Layaknya otot-otot yang berada di dalam lahir yang santai ketika bersiap untuk melahirkan, otot-otot di tubuh termasuk dubur juga demikian. Hal ini bisa menyebabkan diare, tentu saja ini menjadi tanda persalinan yang sedikiut menganggu yang dialami beberapa ibu hamil selama kehamilan. 

Sebenarnya bukan hanya itu, namun pengaruh hormonan, mengkonsumsi vitamin prenatal serta perubahan pola makan juga bisa menjadi penyebab munculnya diare. 

7. Kemunculan kontraksi palsu

Kontraksi palsu ini biasanya berlangsung 30 sampai 120 detik serta tidak terjadi secara beraturan. Biasanya kontraksi palsu akan hilang ketika ibu hamil rileks atau berpindah posisi. Bukan hanya itu, biasanya kontraksi palsu hanya terasa di panggul dan perut.

Padahal, kontraksi sungguhan biasanya terasa sampai di bawah punggung serta berpindah di depan terut.
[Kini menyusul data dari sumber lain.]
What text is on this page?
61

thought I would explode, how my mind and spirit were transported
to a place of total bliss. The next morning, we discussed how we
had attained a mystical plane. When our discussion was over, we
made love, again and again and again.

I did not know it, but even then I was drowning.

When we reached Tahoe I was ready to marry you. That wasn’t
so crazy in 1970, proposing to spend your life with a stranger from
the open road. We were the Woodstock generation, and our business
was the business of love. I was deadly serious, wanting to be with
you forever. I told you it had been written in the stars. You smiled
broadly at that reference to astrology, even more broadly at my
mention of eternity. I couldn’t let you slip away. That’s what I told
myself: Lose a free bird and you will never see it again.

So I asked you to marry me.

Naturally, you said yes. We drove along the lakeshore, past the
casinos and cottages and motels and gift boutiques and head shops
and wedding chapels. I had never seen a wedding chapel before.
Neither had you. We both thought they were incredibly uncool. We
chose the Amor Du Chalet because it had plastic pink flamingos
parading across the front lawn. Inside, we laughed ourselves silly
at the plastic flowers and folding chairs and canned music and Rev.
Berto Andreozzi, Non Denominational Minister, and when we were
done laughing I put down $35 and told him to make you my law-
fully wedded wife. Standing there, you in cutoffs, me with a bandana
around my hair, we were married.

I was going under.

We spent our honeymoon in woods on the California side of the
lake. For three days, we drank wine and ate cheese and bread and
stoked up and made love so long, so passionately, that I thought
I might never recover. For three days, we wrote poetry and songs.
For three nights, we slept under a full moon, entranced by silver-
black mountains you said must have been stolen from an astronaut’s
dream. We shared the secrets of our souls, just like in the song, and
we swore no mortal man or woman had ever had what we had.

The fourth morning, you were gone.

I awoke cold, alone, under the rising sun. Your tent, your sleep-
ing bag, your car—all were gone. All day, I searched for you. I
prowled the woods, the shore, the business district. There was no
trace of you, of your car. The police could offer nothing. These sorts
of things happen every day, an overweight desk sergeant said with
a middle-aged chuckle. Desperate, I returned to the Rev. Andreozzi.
Sebenarnya, kontraksi palsu ini dirasakan semenjak usia kehamilan 16 minggu, namun kontraksi ini bisa lebih kuat ketika mendekati masa melahirkan. 

8. Keluar lendir kental

Selama kehamilan, leher rahim tertutup lendir kental, tetapi ketika mendekati persalinan, leher rahim bisa membesar dan melunak. Bersamaan dengan hal itu, lendir leher rahim akan keluar, biasanya warna lendir ini cukup beragam mulai dari merah muda, bening hingga sedikit berdarah. 

Mengetahui tanda-tanda mau melahirkan untuk calon ibu menjadi hal yang penting, apalagi jika Anda memiliki rencana melahirkan normal.